U.S. gun violence strategy is to do bare minimum

Write to the Point

One would think a small-town garlic festival would be the least-likely candidate for the site of unspeakable violence. But that illusion was shattered Sunday, July 28, when three people were killed by a gunman at the Gilroy Garlic Festival in Northern California.

Two of those murdered were children. At least 12 more were injured.

The incident is yet another tally mark on the long list of mass shootings that have plagued the U.S. in recent years. It’s to the point where they don’t rattle the public anymore; news consumers sigh and say, “Not another one” and move on.

But the families of those shot in California will not move on so easily.

The U.S. has fallen into an interesting cycle with mass shootings. After it happens, there is a flurry of attention by the media and general public, with a focus on the shooter — their photo, upbringing and mental state thoroughly examined by television pundits and armchair psychiatrists.

Then the attention is put on the victims, with long-form news features splashed over glossy magazines contrasting their smiling photos with details of their grisly deaths.

The killings are called “senseless,” and the repeated question that all conversation circles back to is, “Why?”

But despite that being the question all can agree on, what no one can agree on is an answer.

Some blame poor mental healthcare and a culture that forbids young men from healthfully expressing emotions. Others take aim at lax gun laws and the fact that the U.S. has not acted like other countries, such as Australia, that took a hardline stance on weapons following their own similar tragedies.

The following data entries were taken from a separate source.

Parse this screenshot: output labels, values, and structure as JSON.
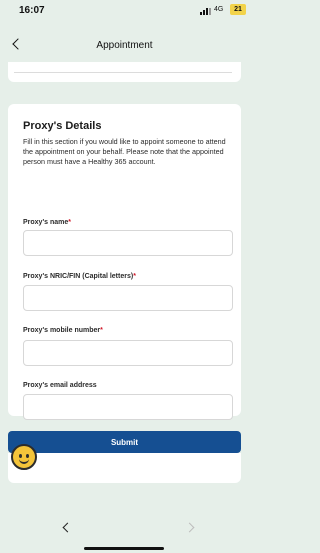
{
  "status_bar": {
    "time": "16:07",
    "network": "4G",
    "battery": "21"
  },
  "nav": {
    "title": "Appointment",
    "back_icon": "chevron-left-icon"
  },
  "proxy": {
    "title": "Proxy's Details",
    "description": "Fill in this section if you would like to appoint someone to attend the appointment on your behalf. Please note that the appointed person must have a Healthy 365 account.",
    "required_marker": "*",
    "fields": [
      {
        "label": "Proxy's name",
        "required": true,
        "value": "",
        "placeholder": ""
      },
      {
        "label": "Proxy's NRIC/FIN (Capital letters)",
        "required": true,
        "value": "",
        "placeholder": ""
      },
      {
        "label": "Proxy's mobile number",
        "required": true,
        "value": "",
        "placeholder": ""
      },
      {
        "label": "Proxy's email address",
        "required": false,
        "value": "",
        "placeholder": ""
      }
    ]
  },
  "submit": {
    "label": "Submit"
  },
  "browser": {
    "prev_icon": "chevron-left-icon",
    "next_icon": "chevron-right-icon"
  },
  "colors": {
    "background": "#e6efe9",
    "card": "#ffffff",
    "primary": "#154f92",
    "required": "#d11a2a",
    "battery": "#f2d34a",
    "chat_bubble": "#f4c43a"
  }
}
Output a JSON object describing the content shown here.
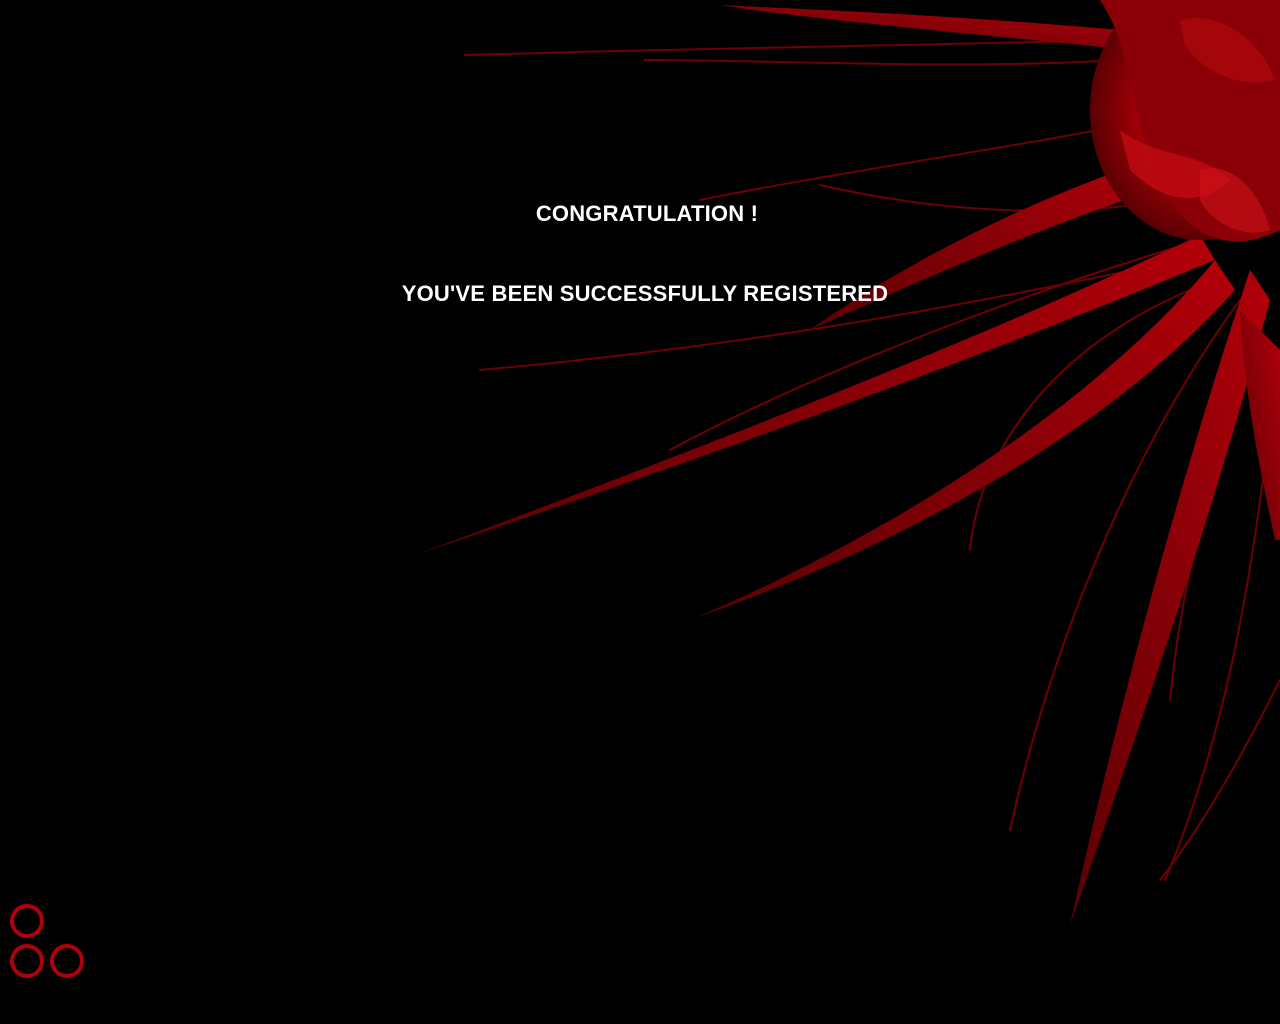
{
  "message": {
    "title": "CONGRATULATION !",
    "subtitle": "YOU'VE BEEN SUCCESSFULLY REGISTERED"
  },
  "colors": {
    "background": "#000000",
    "text": "#ffffff",
    "accent": "#c0000a"
  },
  "decorations": {
    "background_art": "red-tendrils-graphic",
    "corner_logo": "three-red-rings-logo"
  }
}
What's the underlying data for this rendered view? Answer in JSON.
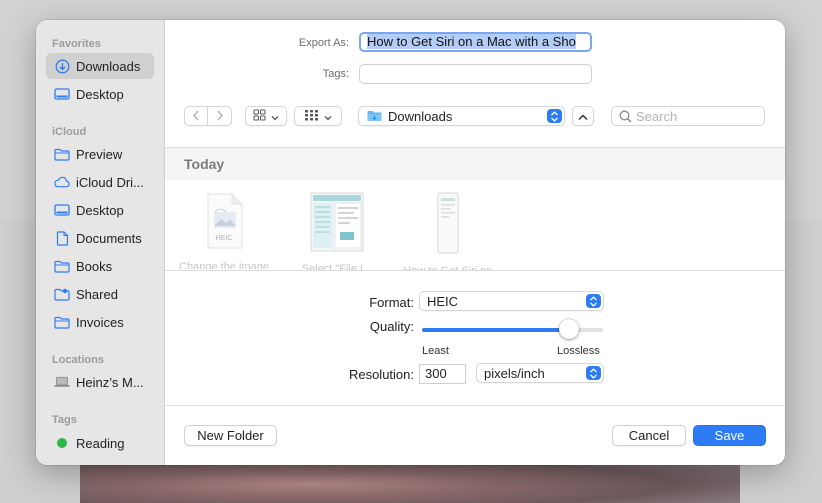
{
  "sidebar": {
    "sections": [
      {
        "title": "Favorites",
        "items": [
          {
            "label": "Downloads",
            "icon": "downloads-icon",
            "active": true
          },
          {
            "label": "Desktop",
            "icon": "desktop-icon"
          }
        ]
      },
      {
        "title": "iCloud",
        "items": [
          {
            "label": "Preview",
            "icon": "folder-icon"
          },
          {
            "label": "iCloud Dri...",
            "icon": "cloud-icon"
          },
          {
            "label": "Desktop",
            "icon": "desktop-icon"
          },
          {
            "label": "Documents",
            "icon": "document-icon"
          },
          {
            "label": "Books",
            "icon": "folder-icon"
          },
          {
            "label": "Shared",
            "icon": "shared-folder-icon"
          },
          {
            "label": "Invoices",
            "icon": "folder-icon"
          }
        ]
      },
      {
        "title": "Locations",
        "items": [
          {
            "label": "Heinz’s M...",
            "icon": "laptop-icon"
          }
        ]
      },
      {
        "title": "Tags",
        "items": [
          {
            "label": "Reading",
            "icon": "green-tag-dot-icon",
            "color": "#2fb84a"
          }
        ]
      }
    ]
  },
  "export": {
    "label": "Export As:",
    "value": "How to Get Siri on a Mac with a Sho",
    "tags_label": "Tags:"
  },
  "toolbar": {
    "location": "Downloads",
    "search_placeholder": "Search"
  },
  "browser": {
    "group": "Today",
    "files": [
      {
        "name": "Change the image",
        "badge": "HEIC"
      },
      {
        "name": "Select \"File I...",
        "badge": ""
      },
      {
        "name": "How to Get Siri on",
        "badge": ""
      }
    ]
  },
  "options": {
    "format_label": "Format:",
    "format_value": "HEIC",
    "quality_label": "Quality:",
    "quality_level": 0.81,
    "quality_min_label": "Least",
    "quality_max_label": "Lossless",
    "resolution_label": "Resolution:",
    "resolution_value": "300",
    "resolution_unit": "pixels/inch"
  },
  "footer": {
    "new_folder": "New Folder",
    "cancel": "Cancel",
    "save": "Save"
  },
  "colors": {
    "accent": "#2e7bf6",
    "tag_green": "#2fb84a"
  }
}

The heavy police presence at the festival has been credited with stopping the massacre — officers eventually shot and killed the shooter, so some think increased law enforcement is the answer. But despite officers responding within one minute, three people still died.

This month, bulletproof backpacks hit the shelves of Spokane stores. What used to be known as “lockdown” safety drills in schools have been renamed “active shooter” drills. Police patrol events with an eye for firearms and we circulate literature detailing what to do in the case of a mass shooting online and on college campuses.

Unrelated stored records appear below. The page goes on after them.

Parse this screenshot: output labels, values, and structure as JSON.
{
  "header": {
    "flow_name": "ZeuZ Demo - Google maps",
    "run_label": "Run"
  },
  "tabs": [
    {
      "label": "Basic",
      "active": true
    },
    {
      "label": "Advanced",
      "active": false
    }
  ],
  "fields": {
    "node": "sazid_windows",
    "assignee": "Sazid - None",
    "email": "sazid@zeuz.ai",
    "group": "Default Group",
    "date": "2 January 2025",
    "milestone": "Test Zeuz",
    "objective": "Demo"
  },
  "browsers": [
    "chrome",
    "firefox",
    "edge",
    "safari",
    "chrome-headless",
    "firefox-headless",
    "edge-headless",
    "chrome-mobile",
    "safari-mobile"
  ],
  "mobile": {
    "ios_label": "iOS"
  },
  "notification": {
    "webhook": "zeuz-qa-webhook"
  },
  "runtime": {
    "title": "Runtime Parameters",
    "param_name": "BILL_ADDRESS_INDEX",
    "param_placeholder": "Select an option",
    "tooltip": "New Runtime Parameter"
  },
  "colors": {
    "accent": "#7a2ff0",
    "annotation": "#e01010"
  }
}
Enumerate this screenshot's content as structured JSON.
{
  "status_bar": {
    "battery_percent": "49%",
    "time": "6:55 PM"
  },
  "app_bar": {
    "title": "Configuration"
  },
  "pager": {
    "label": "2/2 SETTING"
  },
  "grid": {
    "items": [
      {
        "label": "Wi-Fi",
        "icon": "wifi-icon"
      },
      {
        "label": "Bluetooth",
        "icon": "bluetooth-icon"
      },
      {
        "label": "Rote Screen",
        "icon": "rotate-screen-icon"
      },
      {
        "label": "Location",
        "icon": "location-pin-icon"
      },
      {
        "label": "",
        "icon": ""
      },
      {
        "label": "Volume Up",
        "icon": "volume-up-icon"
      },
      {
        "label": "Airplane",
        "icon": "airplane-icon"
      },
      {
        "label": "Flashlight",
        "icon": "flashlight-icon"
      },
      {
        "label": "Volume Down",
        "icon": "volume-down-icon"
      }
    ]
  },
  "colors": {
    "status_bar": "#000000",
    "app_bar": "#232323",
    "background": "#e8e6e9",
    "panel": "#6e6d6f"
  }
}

It seems to me that instead of addressing potential causes of the increase in public firearm violence, we’re treating the symptoms and desperately hoping it helps.

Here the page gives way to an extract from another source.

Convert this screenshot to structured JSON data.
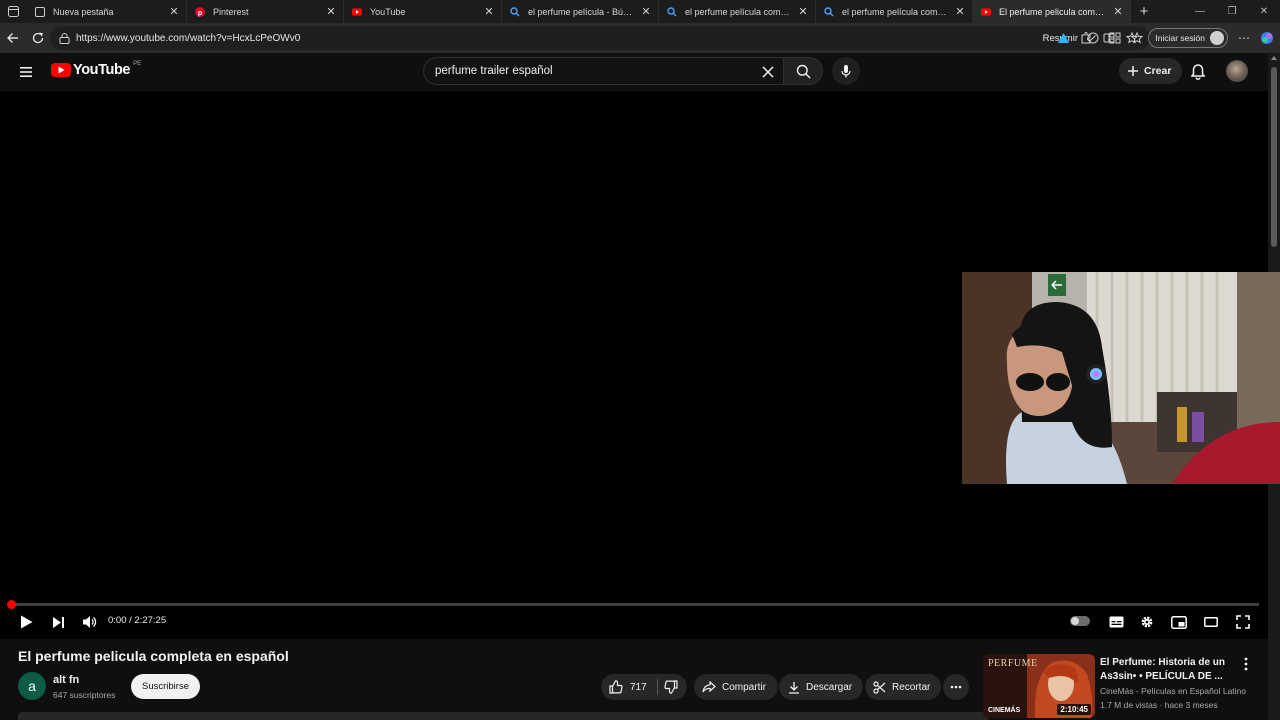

But hope is not a strategy. We call these incidents “senseless,” but the only thing that doesn’t make sense is our refusal to address their causes. Until we are brave enough to make fundamental alterations to the status quo in gun control, mental health and other fields, these bloodbaths will continue to happen.

Begging the question “Why?” over and over again without making meaningful, significant changes in any related field is useless. We must make uncomfortable changes, modifications to our culture and society and laws that are painful and awkward and unpopular and controversial. Or we must accept our new reality, in which the Gilroy Garlic Festival shooting is just another day.